The Brontës Went to Woolworths

I love it when one thing leads to another and the power of distraction and procrastination means you end up somewhere you really didn't expect.

Friday lunchtime saw me dash into the wonderful Persephone book shop (59 Lambs Conduit Street, Holborn) to pick up three more dove-grey tomes ('Cheerful Weather for the Wedding' by Julia Strachey, 'Every Eye' by Isobel English and 'Alas, Poor Lady' by Rachel Ferguson) - as well as the brand new Persephone Quarterly (as I was too impatient to wait until Saturday for it to arrive in the post).
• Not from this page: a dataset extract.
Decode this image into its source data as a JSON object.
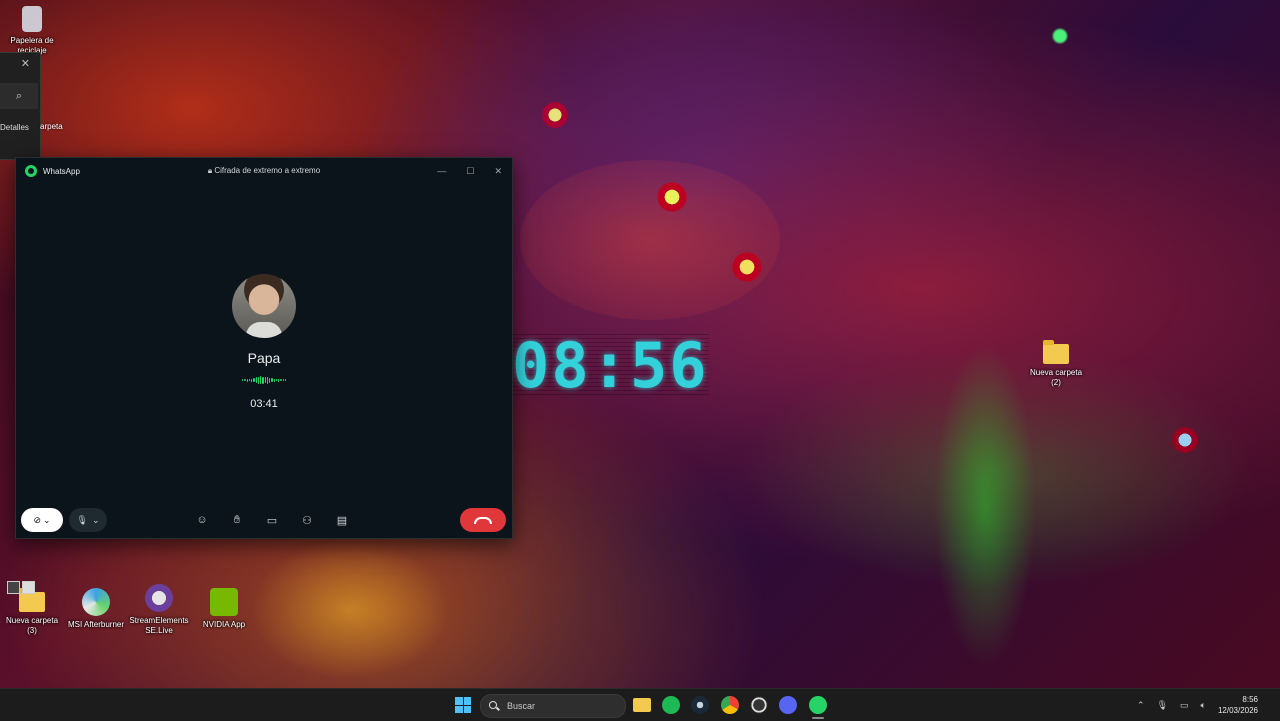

And Friday evening saw me doing the night shift at a celeb mag... so with lots of time to kill waiting for the repro house to send over the cromalins, I amused myself by reading the Persephone Quarterly (resplendent with a beautiful picture of some Victorian-era ladies parading on the beach in their finery) and flicking through my new Persephone purchases. From reading the blurb on 'Alas, Poor Lady', I learnt that the author, Rachel Ferguson, had also written a book called 'The Brontës Went to Woolworths' - which must surely be among my all-time favourite titles for a novel. So I promptly went to Amazon and ordered up the last remaining copy from the Marketplace and I eagerly await its arrival. I would also like to add that by strange coincidence, the cover of 'The Brontës Went to Woolworths' is the same picture that graced the front of the current Persephone Quarterly that I admired so much. (I'd have liked to post it here but it's disappeared from the site now that I've bought the last copy.)

Rest assured that I shall keep you posted on how I get on with the Brontë book.

But in the meantime, I've already finished the brief 'Cheerful Weather for the Wedding' (more of a novella than a novel), which was originally published by the Woolf's Hogarth Press. Virginia Woolf went so far as to call it one of the most perfectly formed books ever written. High praise indeed. The book wasn't quite what I expected having read the write-up, but I enjoyed it as a period piece, as a lesson in long-lost etiquette and for the timeless emotions of two people caught in a situation their hearts don't want to be in. And, as always, beautifully presented by Persephone.